SELECT division AS division,
first_name AS employee_name,
wage
FROM worker
WHERE (division, wage) IN
(SELECT division,
MAX(wage)
FROM worker
GROUP BY division
);
Right here’s the output.
Filtering Knowledge With Correlated Question
We’ll rewrite the code from the earlier instance utilizing the correlated question.
SELECT division AS division,
first_name AS employee_name,
wage
FROM worker AS oq
WHERE wage = (
SELECT MAX(sq.wage)
FROM worker AS sq
WHERE sq.division = oq.division
);
The outer a part of the question is identical, besides that we’ve given the desk worker an alias oq (as in ‘outer question’). That is so we are able to distinguish between the desk used right here and in a subquery.
Within the WHERE clause, we’re evaluating the wage with the results of the subquery.

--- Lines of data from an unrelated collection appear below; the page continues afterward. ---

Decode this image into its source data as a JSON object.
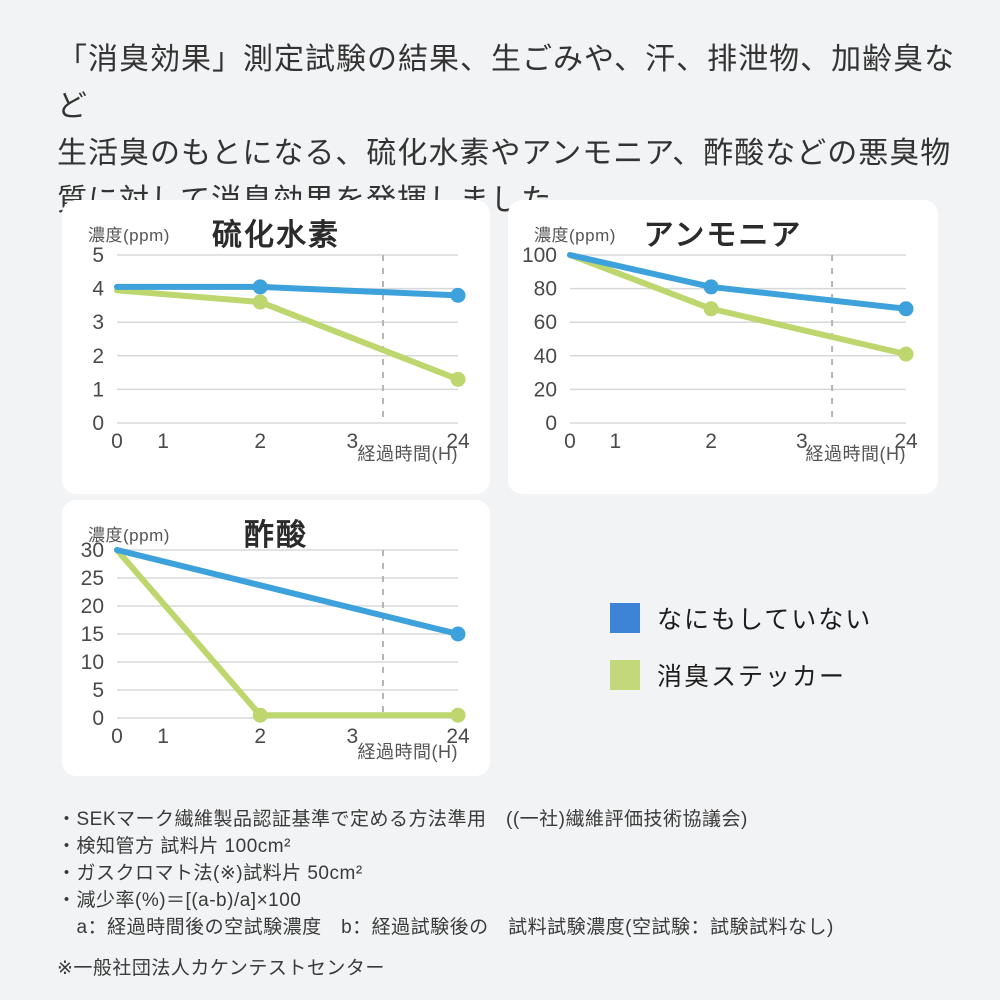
{
  "page": {
    "background": "#f2f3f4",
    "card_background": "#ffffff"
  },
  "header": {
    "lines": [
      "「消臭効果」測定試験の結果、生ごみや、汗、排泄物、加齢臭など",
      "生活臭のもとになる、硫化水素やアンモニア、酢酸などの悪臭物",
      "質に対して消臭効果を発揮しました。"
    ]
  },
  "legend": {
    "items": [
      {
        "label": "なにもしていない",
        "color": "#3e84d6"
      },
      {
        "label": "消臭ステッカー",
        "color": "#c3d87b"
      }
    ]
  },
  "chart_data": [
    {
      "type": "line",
      "title": "硫化水素",
      "ylabel": "濃度(ppm)",
      "xlabel": "経過時間(H)",
      "x_tick_labels": [
        "0",
        "1",
        "2",
        "3",
        "24"
      ],
      "x_tick_values": [
        0,
        1,
        2,
        3,
        24
      ],
      "x_axis_note": "axis break between 3H and 24H marked by vertical dashed line",
      "ylim": [
        0,
        5
      ],
      "y_ticks": [
        0,
        1,
        2,
        3,
        4,
        5
      ],
      "grid": true,
      "dashed_guide_fraction": 0.78,
      "series": [
        {
          "name": "なにもしていない",
          "color": "#3da1dc",
          "x": [
            0,
            2,
            24
          ],
          "y": [
            4.05,
            4.05,
            3.8
          ],
          "dots": [
            false,
            true,
            true
          ]
        },
        {
          "name": "消臭ステッカー",
          "color": "#bdd66d",
          "x": [
            0,
            2,
            24
          ],
          "y": [
            3.95,
            3.6,
            1.3
          ],
          "dots": [
            false,
            true,
            true
          ]
        }
      ]
    },
    {
      "type": "line",
      "title": "アンモニア",
      "ylabel": "濃度(ppm)",
      "xlabel": "経過時間(H)",
      "x_tick_labels": [
        "0",
        "1",
        "2",
        "3",
        "24"
      ],
      "x_tick_values": [
        0,
        1,
        2,
        3,
        24
      ],
      "x_axis_note": "axis break between 3H and 24H marked by vertical dashed line",
      "ylim": [
        0,
        100
      ],
      "y_ticks": [
        0,
        20,
        40,
        60,
        80,
        100
      ],
      "grid": true,
      "dashed_guide_fraction": 0.78,
      "series": [
        {
          "name": "なにもしていない",
          "color": "#3da1dc",
          "x": [
            0,
            2,
            24
          ],
          "y": [
            100,
            81,
            68
          ],
          "dots": [
            false,
            true,
            true
          ]
        },
        {
          "name": "消臭ステッカー",
          "color": "#bdd66d",
          "x": [
            0,
            2,
            24
          ],
          "y": [
            100,
            68,
            41
          ],
          "dots": [
            false,
            true,
            true
          ]
        }
      ]
    },
    {
      "type": "line",
      "title": "酢酸",
      "ylabel": "濃度(ppm)",
      "xlabel": "経過時間(H)",
      "x_tick_labels": [
        "0",
        "1",
        "2",
        "3",
        "24"
      ],
      "x_tick_values": [
        0,
        1,
        2,
        3,
        24
      ],
      "x_axis_note": "axis break between 3H and 24H marked by vertical dashed line",
      "ylim": [
        0,
        30
      ],
      "y_ticks": [
        0,
        5,
        10,
        15,
        20,
        25,
        30
      ],
      "grid": true,
      "dashed_guide_fraction": 0.78,
      "series": [
        {
          "name": "なにもしていない",
          "color": "#3da1dc",
          "x": [
            0,
            24
          ],
          "y": [
            30,
            15
          ],
          "dots": [
            false,
            true
          ]
        },
        {
          "name": "消臭ステッカー",
          "color": "#bdd66d",
          "x": [
            0,
            2,
            24
          ],
          "y": [
            30,
            0.5,
            0.5
          ],
          "dots": [
            false,
            true,
            true
          ]
        }
      ]
    }
  ],
  "footnotes": {
    "lines": [
      "・SEKマーク繊維製品認証基準で定める方法準用　((一社)繊維評価技術協議会)",
      "・検知管方 試料片 100cm²",
      "・ガスクロマト法(※)試料片 50cm²",
      "・減少率(%)＝[(a-b)/a]×100",
      "　a：経過時間後の空試験濃度　b：経過試験後の　試料試験濃度(空試験：試験試料なし)"
    ],
    "note": "※一般社団法人カケンテストセンター"
  }
}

Within the subquery, we once more fetch the information from the worker desk, however this time, we give it an alias sq (as in ‘subquery’). We use MAX() to calculate the best wage. To verify the utmost is calculated for every division output by the outer question, we set the situation in WHERE that the column division from the desk utilized in an inside question is identical as within the desk used within the outer question.
The output is identical as within the earlier instance.

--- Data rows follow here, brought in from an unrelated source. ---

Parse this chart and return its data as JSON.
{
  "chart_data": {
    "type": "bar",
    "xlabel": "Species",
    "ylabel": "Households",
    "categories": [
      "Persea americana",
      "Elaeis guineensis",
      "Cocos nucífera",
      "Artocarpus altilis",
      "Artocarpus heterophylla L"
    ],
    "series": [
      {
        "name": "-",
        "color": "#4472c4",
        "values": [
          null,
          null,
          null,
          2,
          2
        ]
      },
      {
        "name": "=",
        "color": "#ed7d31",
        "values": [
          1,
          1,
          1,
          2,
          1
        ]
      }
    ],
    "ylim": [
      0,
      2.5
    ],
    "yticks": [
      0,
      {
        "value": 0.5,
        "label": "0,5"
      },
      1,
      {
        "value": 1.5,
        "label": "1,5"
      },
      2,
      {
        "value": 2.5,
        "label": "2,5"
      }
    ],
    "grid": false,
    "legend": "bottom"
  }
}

Creating Derived Tables With Nested Queries
In this question by Forbes, we’re requested to seek out the three most worthwhile firms on the planet.
There are additionally extra necessities:
- The output must be sorted by revenue in descending order.

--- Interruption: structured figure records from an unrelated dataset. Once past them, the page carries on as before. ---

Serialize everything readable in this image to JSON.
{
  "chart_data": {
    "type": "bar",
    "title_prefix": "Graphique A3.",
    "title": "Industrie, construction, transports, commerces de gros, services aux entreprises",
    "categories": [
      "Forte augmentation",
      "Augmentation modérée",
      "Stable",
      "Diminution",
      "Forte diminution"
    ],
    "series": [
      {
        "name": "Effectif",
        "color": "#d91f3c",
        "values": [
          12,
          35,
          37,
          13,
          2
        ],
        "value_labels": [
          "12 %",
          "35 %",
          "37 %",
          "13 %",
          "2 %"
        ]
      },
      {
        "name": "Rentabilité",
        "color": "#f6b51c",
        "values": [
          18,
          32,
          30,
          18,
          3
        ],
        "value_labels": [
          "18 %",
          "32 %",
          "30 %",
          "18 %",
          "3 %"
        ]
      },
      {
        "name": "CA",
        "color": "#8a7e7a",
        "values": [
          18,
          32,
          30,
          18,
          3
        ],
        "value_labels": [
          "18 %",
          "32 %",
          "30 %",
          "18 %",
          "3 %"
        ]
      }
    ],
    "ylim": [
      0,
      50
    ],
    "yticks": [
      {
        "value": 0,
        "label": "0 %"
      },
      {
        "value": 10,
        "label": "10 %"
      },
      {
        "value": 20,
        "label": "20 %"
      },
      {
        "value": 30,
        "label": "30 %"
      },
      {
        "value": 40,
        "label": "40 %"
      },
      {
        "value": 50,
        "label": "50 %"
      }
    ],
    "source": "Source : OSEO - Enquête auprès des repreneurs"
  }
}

- The businesses with the identical revenue ranges ought to get the identical rank, and all must be included within the output.
- The output ought to include the corporate title and the revenue quantity.
Our resolution comprises two subqueries. Let’s begin the reason from the second subquery after which construct the answer as much as the outer question.
The second subquery is proven under. It aggregates knowledge to calculate income by firm.
SELECT firm,
SUM(income) AS revenue
FROM forbes_global_2010_2014
GROUP BY firm
We’ll now embed this subquery into the FROM clause of one other SELECT assertion like this. The subqueries in FROM need to be named, so we give it a reputation sq.
SELECT *,
DENSE_RANK() OVER (ORDER BY revenue DESC) AS rank
FROM
(SELECT firm,
SUM(income) AS revenue
FROM forbes_global_2010_2014
GROUP BY firm) sq
The subquery is used as a desk by this ‘outer’ question to rank the businesses by their revenue descendingly. We use the DENSE_RANK() window operate as a result of it would assign the identical rank to the businesses with the identical revenue ranges.
Nonetheless, the ‘outer’ question will not be truly an actual outer question as a result of it would, too, be embedded within the FROM clause of one more SELECT assertion. (Now why these are known as nested subqueries.)
The outer question on this ultimate resolution makes use of the rating subquery merely to output the required knowledge: firm and revenue columns, with the situation in WHERE for exhibiting solely firms ranked from 1 to three.
SELECT firm,
revenue
FROM
(SELECT *,
DENSE_RANK() OVER (ORDER BY revenue DESC) AS rank
FROM
(SELECT firm,
SUM(income) AS revenue
FROM forbes_global_2010_2014
GROUP BY firm) sq) sq2
WHERE rank <=3;
Right here’s the output.
Conclusion
That is simply an introduction to SQL subqueries, however I feel it’ll offer you begin as a newbie. We’ve lined the 4 fundamental subquery sorts and seen a sensible instance for every one.
Take the basics you bought right here to write down your individual SQL subqueries and recommendations on how to learn SQL to enhance your knowledge manipulation abilities.
Nate Rosidi is an information scientist and in product technique. He is additionally an adjunct professor instructing analytics, and is the founding father of StrataScratch, a platform serving to knowledge scientists put together for his or her interviews with actual interview questions from high firms. Nate writes on the newest traits within the profession market, offers interview recommendation, shares knowledge science tasks, and covers every part SQL.